Der Sicherheitsexperte Peter Neumann hält auch einen Angriff Russlands für möglich. "Russland hat schon ein Interesse daran, in Europa Panik zu verursachen und zu signalisieren, dass es ganz heftig das Leben lahmlegen kann", sagte der Wissenschaftler dem Sender RTL. Allerdings gebe es natürlich keine eindeutigen Beweise. "Momentan ist es noch eine Theorie."
Auch der mutmaßliche Anschlag auf die Nord-Stream-Pipelines ist weiter ungeklärt. Jedoch geht man auch hier deutlich von einer Sabotage aus. Der Generalbundesanwalt ermittelt mittlerweile.

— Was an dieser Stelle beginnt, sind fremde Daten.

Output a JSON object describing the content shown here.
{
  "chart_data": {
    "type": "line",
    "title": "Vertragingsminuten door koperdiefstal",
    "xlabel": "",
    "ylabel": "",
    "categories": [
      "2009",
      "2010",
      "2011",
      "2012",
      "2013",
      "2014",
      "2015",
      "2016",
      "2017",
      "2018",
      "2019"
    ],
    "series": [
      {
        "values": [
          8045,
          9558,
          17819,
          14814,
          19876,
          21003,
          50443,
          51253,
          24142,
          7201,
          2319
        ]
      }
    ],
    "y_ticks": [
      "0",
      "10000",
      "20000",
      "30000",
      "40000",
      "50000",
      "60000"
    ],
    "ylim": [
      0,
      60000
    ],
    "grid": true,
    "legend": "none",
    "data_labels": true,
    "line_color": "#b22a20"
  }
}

Die Sicherheitsbehörden müssen sich laut General Breuer auf diese Bedrohungslage einstellen. Er sagt:
Zugleich fordert Breuer alle Deutschen auf, ihr Verhalten angesichts der neuen Bedrohungslage anzupassen: "Dem ganzen Land ist klar geworden: Krieg in Europa ist wieder möglich. Das hat Konsequenzen für jeden Staatsbürger."
Konkret empfiehlt Breuer die Anschaffung einer Taschenlampe und genügend Batterien. Thiele unterstützt diesen Tipp Breuers und meint: "Smarte Bürgerinnen und Bürger haben einen Generator und Vorräte zu Hause."
Zum weiteren Verlauf des Ukraine-Krieges äußert sich Breuer optimistisch. Die Welt sehe ein unglaublich tapfer und klug kämpfendes Militär, das aktuell große Erfolge mit sehr beeindruckenden und wichtigen Geländegewinnen erringe. "Die Ukraine muss diesen Krieg gewinnen", sagt Breuer.